Cette reconstitution d’envergure, conduite par les juges d’instruction Sophie Baghdassarian et Isabelle Mendi, a peut-être mis en exergue, si besoin est, une «erreur d’appréciation», la non prise en compte de la fragilité de Mohamed : «Le pharmacien s’en veut énormément. Il aurait pu alerter le SAMU. Les témoins réaffirment aujourd’hui que Mohamed Boukrourou hurlait, dans la rue, alors que les policiers tentaient de le maîtriser, Au secours, Appelez les policiers. D’ailleurs, ces derniers, dans le fourgon, ont contacté les secours en disant qu’un homme faisait une crise de démence.»
Vers la mise en examen ou non
Vers 20 heures ce vendredi, la scène du fourgon où le décès est survenu (un soir d’hiver), a été reproduite devant deux membres de la police des polices (IGPN) en charge de l’enquête. Cruciale, qui a été également longue. La reconstitution permettra peut-être aux deux juges d’instruction de trancher : aller vers la mise en examen des quatre policiers pour homicide involontaire ou non. La famille espère que leur responsabilité soit reconnue. «Mon frère a été frappé par les policiers», confie encore son frère Abdelkader Boukrourou. S’est-on, pour autant, approché de la vérité ?

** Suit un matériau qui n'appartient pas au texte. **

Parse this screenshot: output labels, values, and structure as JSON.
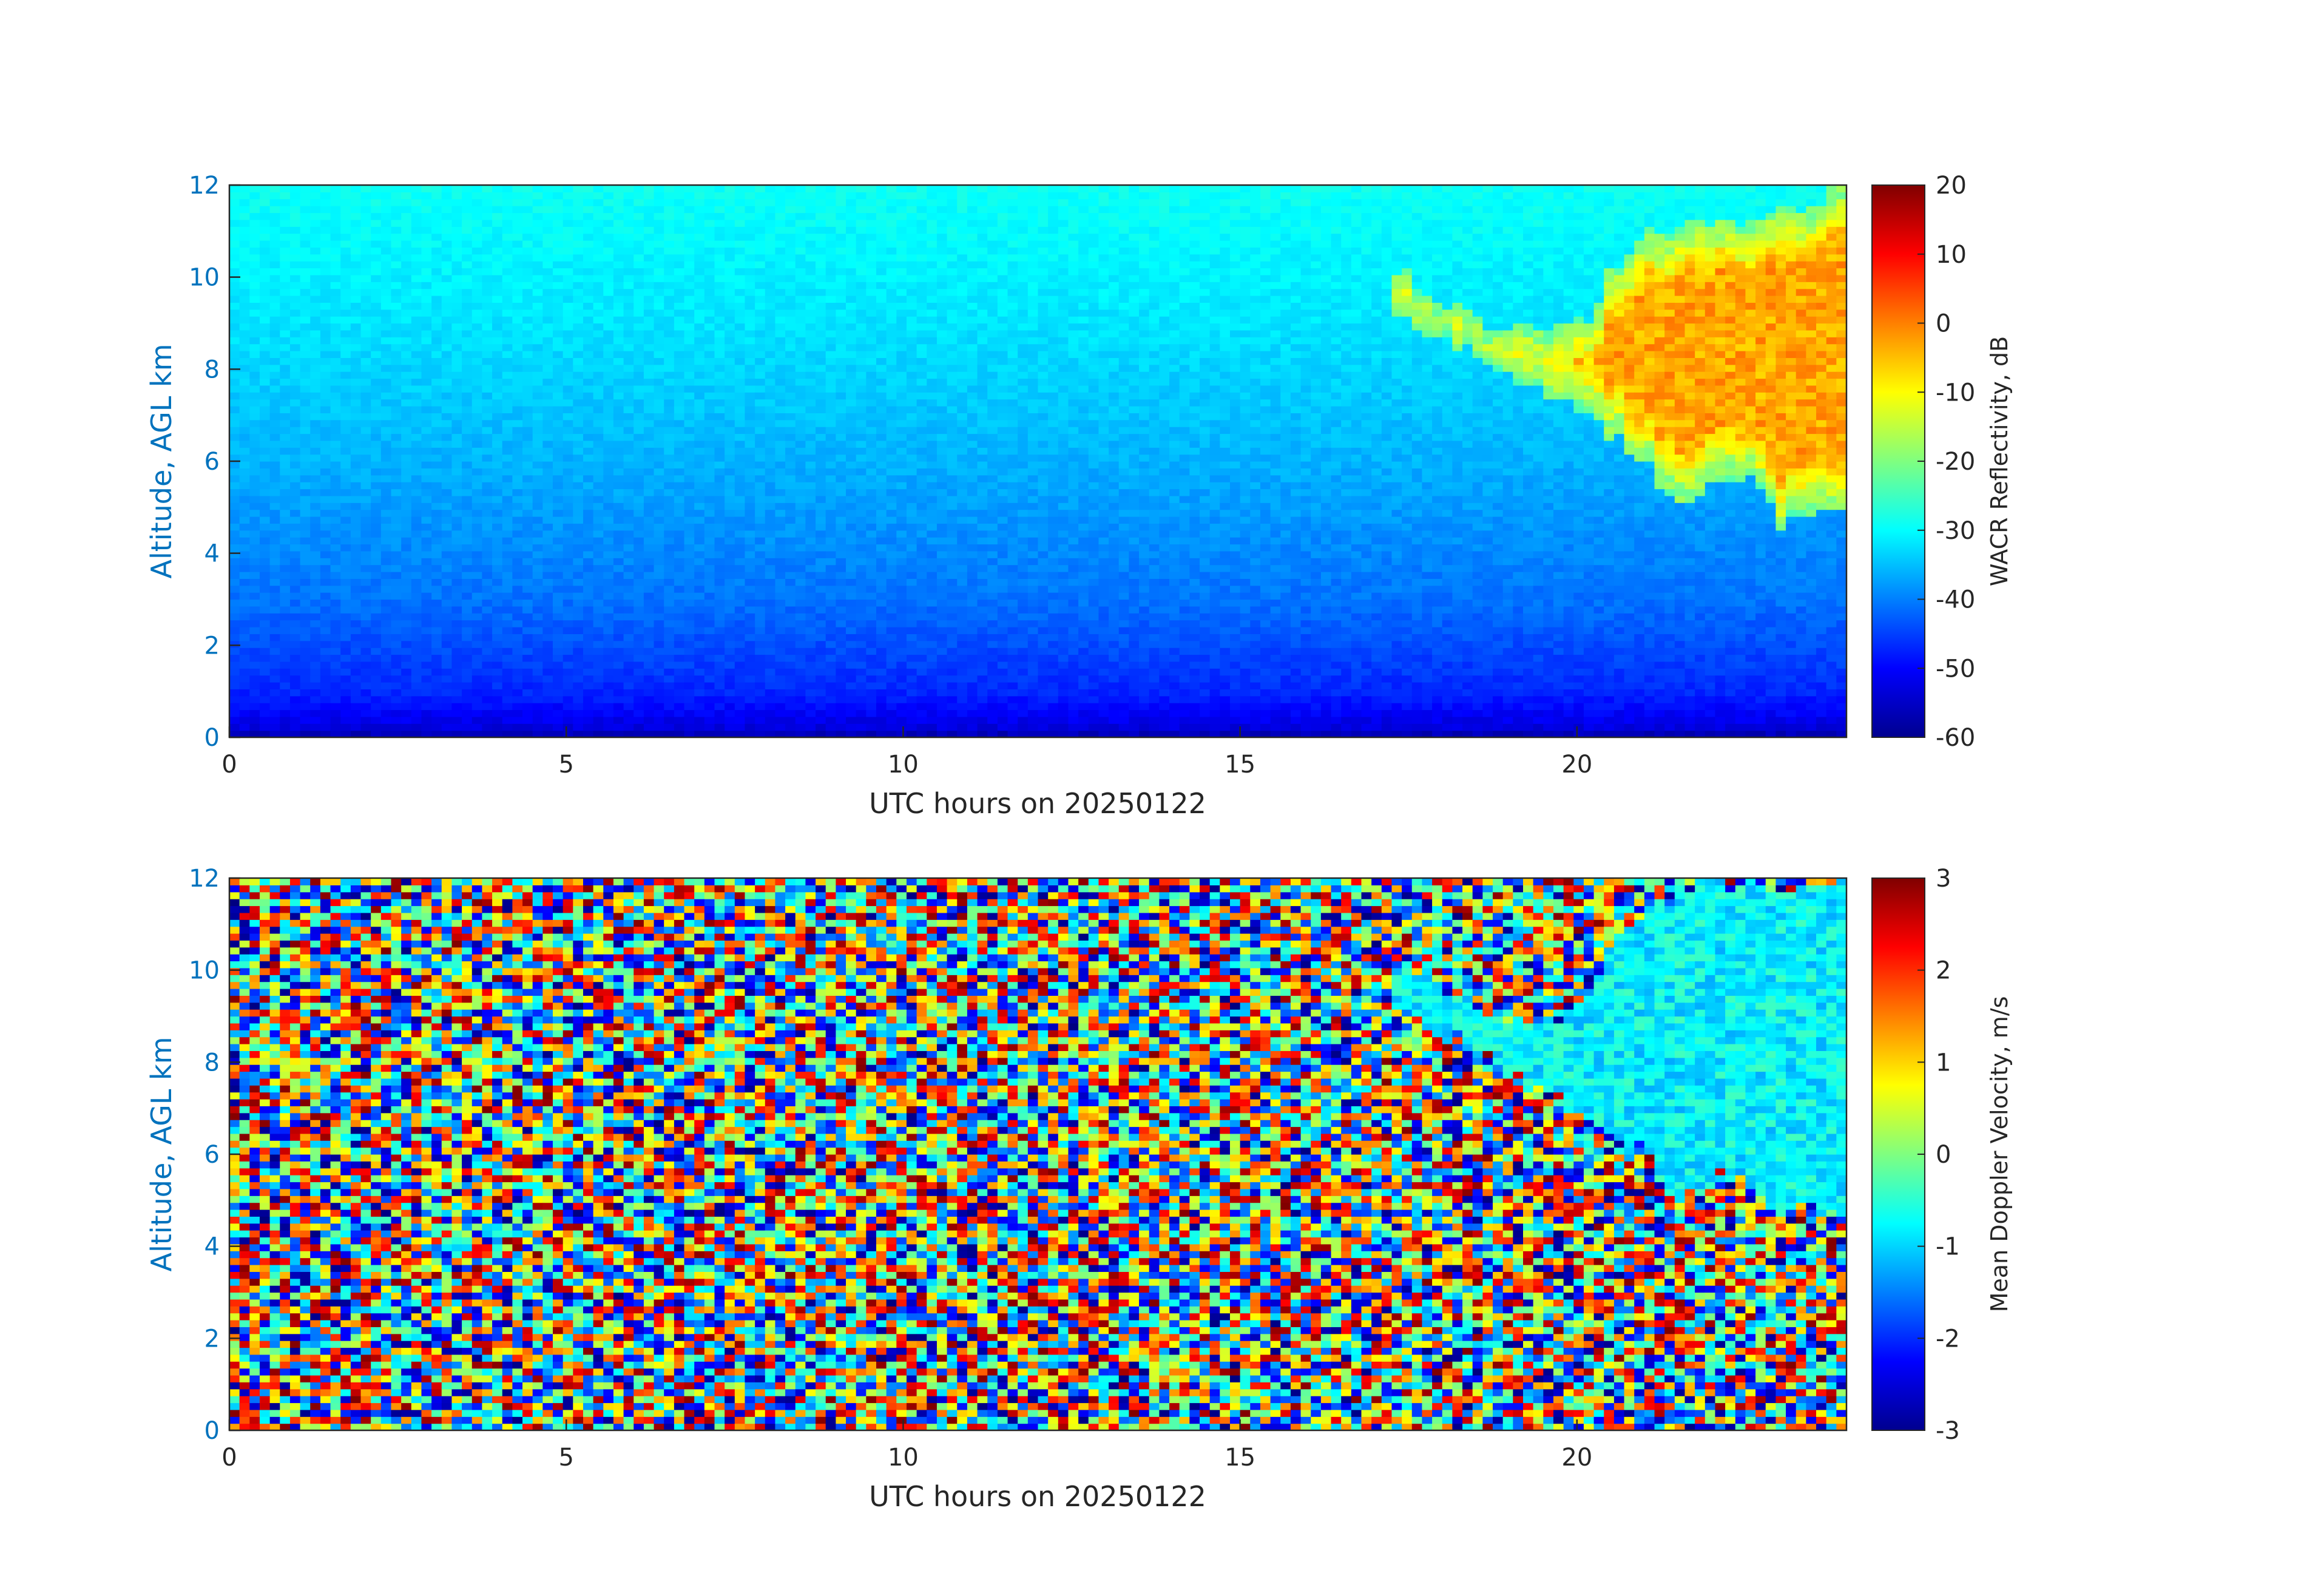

Troisième avocat des familles, Me Jean-Louis Pelletier, du barreau de Paris, se montrait prudent : «Dans une reconstitution, on ne fait qu’essayer d’imager ce qui s’est passé de manière objective. C’est presque une habitude, elle est parfois essentielle, d’autres fois non. Je ne dirige pas la procédure mais nous pourrons, en tant que parties civiles, faire des requêtes, soulever, si besoin est, l’incompétence du tribunal, demander une requalification criminelle.» Mais chaque chose en son temps…
Leur presse (Aude Lambert,
L’Est républicain), 9 avril.
Mort de Mohamed Boukrourou : la reconstitution, un espoir de vérité…
La famille Boukrourou place beaucoup d’espoir dans la reconstitution qui sera organisée par la justice, vendredi, pour comprendre le mécanisme qui a conduit à la mort de Mohamed dans un fourgon de police, le 12 novembre 2009, à Valentigney.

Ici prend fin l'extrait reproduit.